I had a helluva Saturday this weekend; the kind of weekend that makes you question your life choices and reminds you how terribly awfully lucky you are to be celebrating your summer in a world-class city with your kick-ass friends.
It all started with a street fest. We went to hear a friend's awesome band play at the summer on Southport fest. If you've ever lived in or visited the wonderous city of Chicago during the summer, you know that it magically morphs into a walking party in sporadic pockets. Walking down the street you can find a totally random fest nestled between bookends of buildings. Burger fest, bacon fest, beer fests- this one happened to be a "our street is awesome" fest. Kev and I happily trotted out around five, grabbed some beers on the closed-off street, and settled in from some truly grungy funk rock. Along the way, I gained a healthy buzz, lost some dignity, had a poem commissioned and written for me after bumping into an old high school friend, and almost drowned a pocket puppy with half a glass of red sangria while trying to discern whether or not it was actually "the fluffiest puppy at the fest." True story. Countless drinks later, our hot, sweaty troupe headed to the bar down the street with live country music. We drank, we danced, and way later in the night, Kev and I stopped for ice cream on our two am walk home.

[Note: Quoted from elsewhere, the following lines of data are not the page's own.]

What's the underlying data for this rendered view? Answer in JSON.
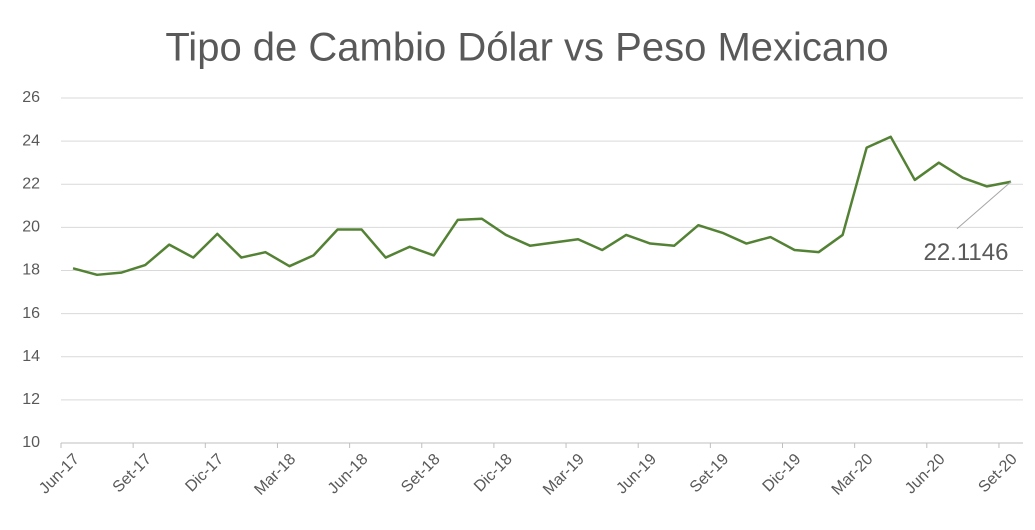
{
  "chart_data": {
    "type": "line",
    "title": "Tipo de Cambio Dólar vs Peso Mexicano",
    "categories": [
      "Jun-17",
      null,
      null,
      "Set-17",
      null,
      null,
      "Dic-17",
      null,
      null,
      "Mar-18",
      null,
      null,
      "Jun-18",
      null,
      null,
      "Set-18",
      null,
      null,
      "Dic-18",
      null,
      null,
      "Mar-19",
      null,
      null,
      "Jun-19",
      null,
      null,
      "Set-19",
      null,
      null,
      "Dic-19",
      null,
      null,
      "Mar-20",
      null,
      null,
      "Jun-20",
      null,
      null,
      "Set-20"
    ],
    "values": [
      18.1,
      17.8,
      17.9,
      18.25,
      19.2,
      18.6,
      19.7,
      18.6,
      18.85,
      18.2,
      18.7,
      19.9,
      19.9,
      18.6,
      19.1,
      18.7,
      20.35,
      20.4,
      19.65,
      19.15,
      19.3,
      19.45,
      18.95,
      19.65,
      19.25,
      19.15,
      20.1,
      19.75,
      19.25,
      19.55,
      18.95,
      18.85,
      19.65,
      23.7,
      24.2,
      22.2,
      23.0,
      22.3,
      21.9,
      22.1146
    ],
    "color": "#548235",
    "ylim": [
      10,
      26
    ],
    "yticks": [
      10,
      12,
      14,
      16,
      18,
      20,
      22,
      24,
      26
    ],
    "grid": true
  }
}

It is nights like these that make me remember why I live in a small condo in a big, expensive city. Other friends of mine are starting to make their way into the suburbs- lured, no doubt, by the amount of home they can get for their money, less obscene taxes, and a non-traffic snarled commute. And yes, they can still come down for summer fests, but by moving they lose something else: serendipity.
I love this city because it is expensive and unpredictable. Because it is big, and loud, and you have to keep your head about you while navigating. I love that I have an honest to goodness tiny corner bar, with bartenders who know my name and have my icy Crispin and order of guac ready before I even ask. I love the tiny carry out places for late night food, and the fact that I can get ice cream at two am shitcan drunk and the guys behind the counter don't even bat an eye. I love that stopping by to see a band play and have one singular beer can turn into a late, irresponsible night. I love that one day my kid or kids will dance in front of a loud stage to music with wildly inappropriate lyrics while the band members soak them with SuperSoakers. I love the languages on the crazy bus route by my house, and the people that commute on the train who I wave to in the mornings.
A part of me knows that some day I, too, am going to head to the burbs in search of better schools and a yard to put a swingset in. But until that day, I need to get off my butt, get out the door, and give the world the opportunity to present me a day like yesterday: a day where the group kept getting bigger, the music louder, and the night longer. A day and night to remind me that I'm here, it is now, and you don't get memories: you make them. One sangria soaked dog at a time.